Edward Davey, Energy and Climate Change Secretary, hinted today that the Government was making progress on negotiations over the strike price for electricity.
He said the decision to grant planning today, together with those already taken by the nuclear regulators and the Environment Agency meant that EDF now had the majority of the consents it needed to build and operate the plant.
“That, of course, is not the end of the story. Decisions remain to be made on the funded decommissioning programme and strike price.
“Discussions on both these subjects are ongoing and intense, but I expect them to be concluded shortly.” he said.
The Treasury’s opening offer of £80 per megawatt hour has fallen well short of the £100 figure understood to be the strike price EDF is looking for.
EDF has warned that if a deal is not agreed within weeks it could walk away from the £14bn project, despite spending a reported £800m bringing it to the brink of construction start.
The stakes are high with Hinkley Point C promising a huge jobs boost with more than 5,600 people expected to be directly employed on the project. A Bouygues TP/Laing O’Rourke joint venture is main contractor on the main build.

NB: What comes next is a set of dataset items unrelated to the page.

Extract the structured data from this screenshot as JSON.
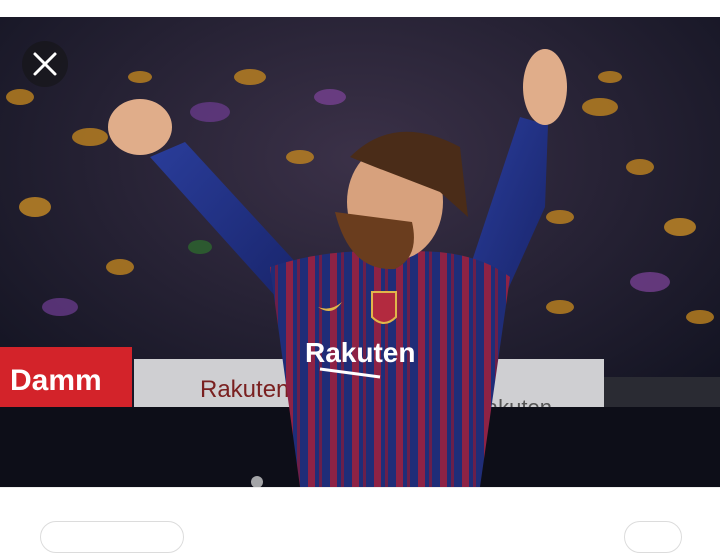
{
  "viewer": {
    "close_icon": "close-icon"
  },
  "photo": {
    "jersey_sponsor": "Rakuten",
    "board_left_text": "Damm",
    "board_mid_text": "Rakuten",
    "board_right_text": "Rakuten",
    "colors": {
      "blaugrana_blue": "#1e2f7a",
      "blaugrana_red": "#a3213f",
      "board_red": "#d3232a",
      "crowd_amber": "#c98a1e"
    }
  }
}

Another joint venture of Bam Nuttall and Kier has bagged the £100m earthworks contract and Balfour Beatty Civil Engineering the £30m job to build a temporary 500m jetty for construction materials to be shipped in.
A Costain/Sir Robert McAlpine joint venture is in line to win a £200m civils package for tunnels to channel seawater in and out of the plant.
To date EDF says more than 1,200 firms have expressed an interest in being part of the supply chain, with around 57% of the work expected to go to British firms.